Before the kids left I made it a point to spend an even better amount of quality time with them. The night before their departure, I dyed their hair the awful red color they had been begging me to ruin their do’s with (see photo). Actually, I kind of like it – if I can just perfect the application process. The day they were to leave I did every single bit of their laundry, including all the towels that had been dyed red. I had been up all night with stomach yuckiness – no doubt a result of nerves over my kids being gone for so long – and I hung out on the couch with my daughter as we folded laundry and watched chick flicks. And before we made the long drive to their grandfather (who would transport them the rest of the way), I bought us all smoothies at Juice Shack, which we happily slurped the whole way there.

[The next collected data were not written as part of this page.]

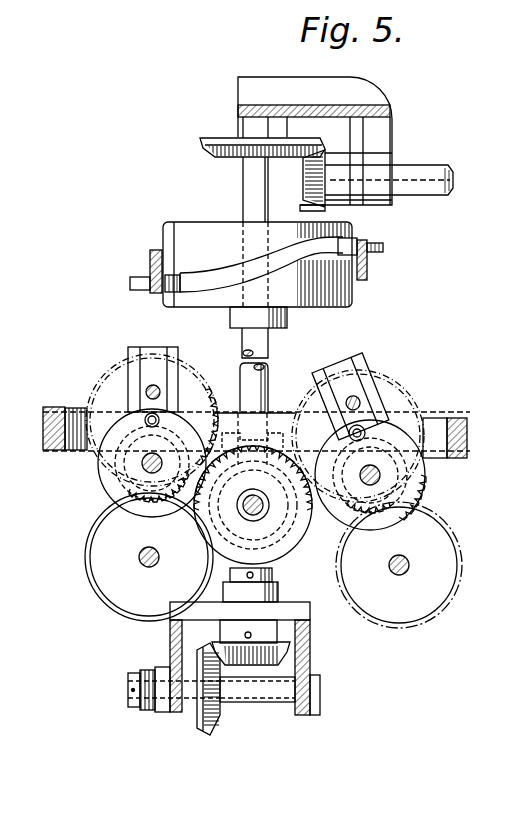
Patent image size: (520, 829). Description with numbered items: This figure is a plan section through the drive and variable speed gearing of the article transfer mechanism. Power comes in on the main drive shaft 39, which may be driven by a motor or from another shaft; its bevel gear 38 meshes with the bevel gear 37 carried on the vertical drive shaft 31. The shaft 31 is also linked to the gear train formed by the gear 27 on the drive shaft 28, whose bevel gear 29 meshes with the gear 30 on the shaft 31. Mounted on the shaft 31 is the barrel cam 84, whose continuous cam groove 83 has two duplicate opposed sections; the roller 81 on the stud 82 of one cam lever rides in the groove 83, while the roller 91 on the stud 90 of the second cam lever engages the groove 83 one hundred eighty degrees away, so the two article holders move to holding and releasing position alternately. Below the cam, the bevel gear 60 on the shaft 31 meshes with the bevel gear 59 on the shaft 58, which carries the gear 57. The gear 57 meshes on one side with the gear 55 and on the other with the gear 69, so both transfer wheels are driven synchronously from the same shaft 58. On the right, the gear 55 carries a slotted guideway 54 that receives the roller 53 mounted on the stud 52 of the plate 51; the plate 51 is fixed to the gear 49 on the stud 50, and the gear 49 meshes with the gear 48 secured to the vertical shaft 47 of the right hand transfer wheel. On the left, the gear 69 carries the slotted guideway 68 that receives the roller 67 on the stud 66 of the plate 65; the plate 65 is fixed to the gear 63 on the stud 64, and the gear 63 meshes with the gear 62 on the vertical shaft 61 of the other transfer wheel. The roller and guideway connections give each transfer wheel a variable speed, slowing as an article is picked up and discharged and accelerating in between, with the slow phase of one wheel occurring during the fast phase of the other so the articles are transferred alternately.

The gear 27 is at (141, 712).
The drive shaft 28 is at (278, 703).
The bevel gear 29 is at (218, 722).
The gear 30 is at (288, 660).
The drive shaft 31 is at (268, 375).
The bevel gear 37 is at (205, 152).
The bevel gear 38 is at (320, 208).
The main drive shaft 39 is at (424, 166).
The vertical shaft 47 is at (409, 569).
The gear 48 is at (385, 628).
The gear 49 is at (427, 469).
The stud 50 is at (390, 509).
The plate 51 is at (424, 494).
The stud 52 is at (414, 407).
The roller 53 is at (466, 414).
The guideway 54 is at (348, 365).
The gear 55 is at (397, 387).
The gear 57 is at (293, 531).
The shaft 58 is at (258, 510).
The bevel gear 59 is at (278, 581).
The bevel gear 60 is at (238, 510).
The vertical shaft 61 is at (139, 560).
The gear 62 is at (106, 607).
The gear 63 is at (118, 463).
The stud 64 is at (142, 470).
The plate 65 is at (128, 482).
The stud 66 is at (145, 418).
The roller 67 is at (146, 386).
The slotted guideway 68 is at (149, 354).
The gear 69 is at (200, 380).
The roller 81 is at (357, 241).
The stud 82 is at (383, 248).
The cam groove 83 is at (211, 287).
The barrel cam 84 is at (352, 291).
The stud 90 is at (148, 275).
The roller 91 is at (190, 273).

Since they left, the kids haven’t called me once. And I haven’t expected them to. In fact, it’s a good sign they haven’t because it means they are having a good time. Their dad, on the other hand, has been wonderfully keeping me informed of what they are up to. He called me the day they arrived with their grandfather to let me know they were there safe, and to go over the details of Taz’ diet and videogame restrictions, and other such instructions my little mini-mom DQ gave him just to be on the same page. He called on Father’s Day to fill me in on the events of the day and what he had planned for the kids. And he even admitted today that the Taz stayed up all last night (and has been sleeping all day) when the Ex forgot to snag the video game controllers before they went to bed, sending me a photo of the little gamer.

It’s a huge difference from the tumultuous way we used to interact with each other in the first few years of our divorce.

There are a few more days left before the kids come back. It’s funny, when the kids are here I can think of a million things I’d love to do that require kid-free time – most ending up in some sort of beachy scenery with a tropical drink and next to no clothing. However, with the kids gone, I find that my time is pretty much the same as when they’re here – just quieter. I do miss the kids, and can’t wait to see them again. But at the same time I would hate to let this rare opportunity pass me by without taking advantage of the situation a little – thus missing it once it’s gone.

If you could snag a good amount of kid-free time, what would you be doing with it?